Farhan menambahkan bahwa kampanye GGL menjadi bagian dari upaya pemerintah untuk meningkatkan kualitas kesehatan masyarakat kota, mengingat meningkatnya kasus penyakit tidak menular di kawasan perkotaan.

Dukungan dari DPRD Kota Bandung

Kegiatan ini juga dihadiri Ketua DPRD Kota Bandung Asep Mulyadi beserta jajaran Dinas Kesehatan dan Dinas Pendidikan Kota Bandung. Asep Mulyadi mengapresiasi langkah Pemkot yang mulai menaruh perhatian serius pada edukasi konsumsi pangan sehat bagi generasi muda.

"Apa yang kita lakukan hari ini akan berpengaruh besar dalam 20 sampai 30 tahun ke depan, terutama terhadap kualitas kesehatan masyarakat."
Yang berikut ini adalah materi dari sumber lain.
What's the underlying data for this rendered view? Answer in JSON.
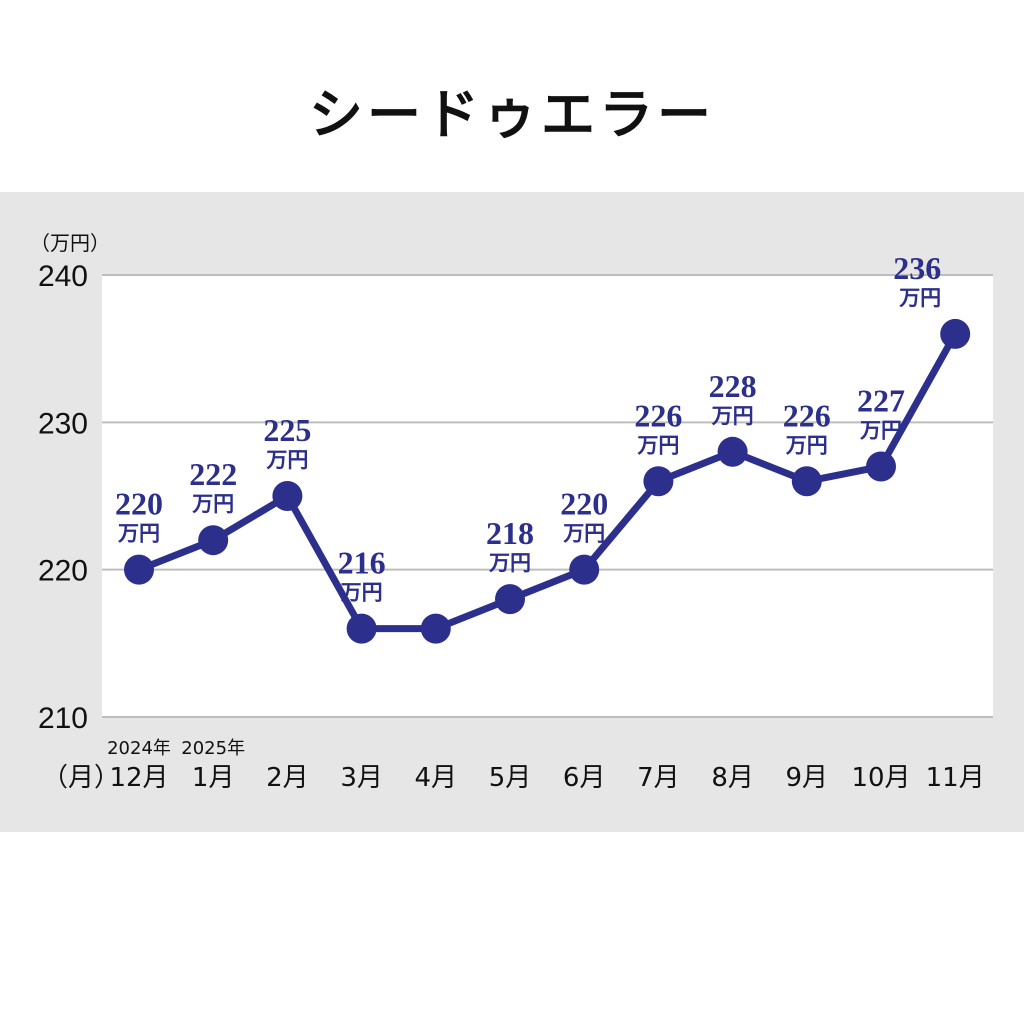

Ia menegaskan bahwa keberhasilan gerakan GGL tidak hanya bergantung pada partisipasi anak-anak di sekolah, tetapi juga membutuhkan keterlibatan keluarga. Orang tua memegang peran penting dalam membentuk kebiasaan makan anak di rumah, sehingga edukasi kepada orang tua perlu diperluas agar pola makan sehat dapat diterapkan secara konsisten antara lingkungan sekolah dan keluarga.

"Tanpa dukungan rumah tangga, pesan kesehatan dikhawatirkan tidak berjalan optimal."
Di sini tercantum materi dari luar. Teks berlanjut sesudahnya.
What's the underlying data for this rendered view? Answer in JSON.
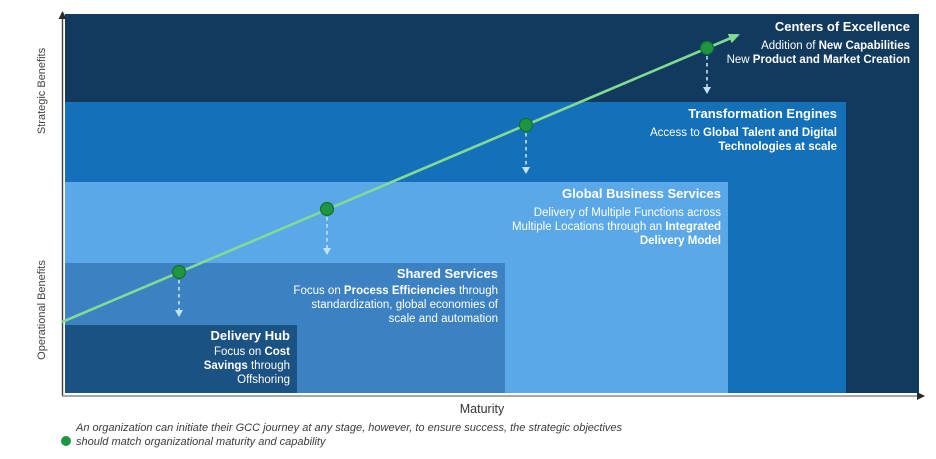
{
  "colors": {
    "navy": "#123A5F",
    "blue-strong": "#1470B8",
    "blue-light": "#5BA8E8",
    "blue-slate": "#3C82C3",
    "blue-deep": "#1B5284",
    "trend-green": "#82DB92",
    "dot-green": "#1E9641",
    "dot-green-edge": "#156F33",
    "dash-blue": "#C2E3F2",
    "axis-dark": "#3F3F3F",
    "axis-gray": "#8A8A8A"
  },
  "axes": {
    "y_top_label": "Strategic Benefits",
    "y_bottom_label": "Operational Benefits",
    "x_label": "Maturity"
  },
  "stages": [
    {
      "title": "Delivery Hub",
      "desc_lines": [
        [
          {
            "t": "Focus on "
          },
          {
            "t": "Cost",
            "b": true
          }
        ],
        [
          {
            "t": "Savings",
            "b": true
          },
          {
            "t": " through"
          }
        ],
        [
          {
            "t": "Offshoring"
          }
        ]
      ]
    },
    {
      "title": "Shared Services",
      "desc_lines": [
        [
          {
            "t": "Focus on "
          },
          {
            "t": "Process Efficiencies",
            "b": true
          },
          {
            "t": " through"
          }
        ],
        [
          {
            "t": "standardization, global economies of"
          }
        ],
        [
          {
            "t": "scale and automation"
          }
        ]
      ]
    },
    {
      "title": "Global Business Services",
      "desc_lines": [
        [
          {
            "t": "Delivery of Multiple Functions across"
          }
        ],
        [
          {
            "t": "Multiple Locations through an "
          },
          {
            "t": "Integrated",
            "b": true
          }
        ],
        [
          {
            "t": "Delivery Model",
            "b": true
          }
        ]
      ]
    },
    {
      "title": "Transformation Engines",
      "desc_lines": [
        [
          {
            "t": "Access to "
          },
          {
            "t": "Global Talent and Digital",
            "b": true
          }
        ],
        [
          {
            "t": "Technologies at scale",
            "b": true
          }
        ]
      ]
    },
    {
      "title": "Centers of Excellence",
      "desc_lines": [
        [
          {
            "t": "Addition of "
          },
          {
            "t": "New Capabilities",
            "b": true
          }
        ],
        [
          {
            "t": "New "
          },
          {
            "t": "Product and Market Creation",
            "b": true
          }
        ]
      ]
    }
  ],
  "footnote": {
    "line1": "An organization can initiate their GCC journey at any stage, however, to ensure success, the strategic objectives",
    "line2": "should match organizational maturity and capability"
  }
}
Selain itu, DPRD Kota Bandung juga mendorong adanya kebijakan konkret untuk mengendalikan distribusi makanan tinggi gula, garam, dan lemak, khususnya di sekitar lingkungan sekolah. Asep menegaskan bahwa sosialisasi saja tidak cukup, dan perlu ada pengaturan agar lingkungan sekolah benar-benar mendukung pola hidup sehat.

Rencana Pengembangan Kampanye

Farhan menambahkan bahwa program edukasi GGL akan terus diperluas ke berbagai sekolah di Kota Bandung, sebagai bagian dari gerakan kesehatan masyarakat berkelanjutan. Tujuannya adalah untuk membuat budaya hidup sehat menjadi bagian dari kehidupan sehari-hari masyarakat, terutama generasi muda.

Kolaborasi lintas sektor antara pemerintah, sekolah, dan masyarakat dinilai sebagai kunci keberhasilan kampanye ini, agar pesan hidup sehat tidak hanya berhenti pada acara seremonial, tetapi dapat diterapkan secara berkelanjutan di setiap lingkungan.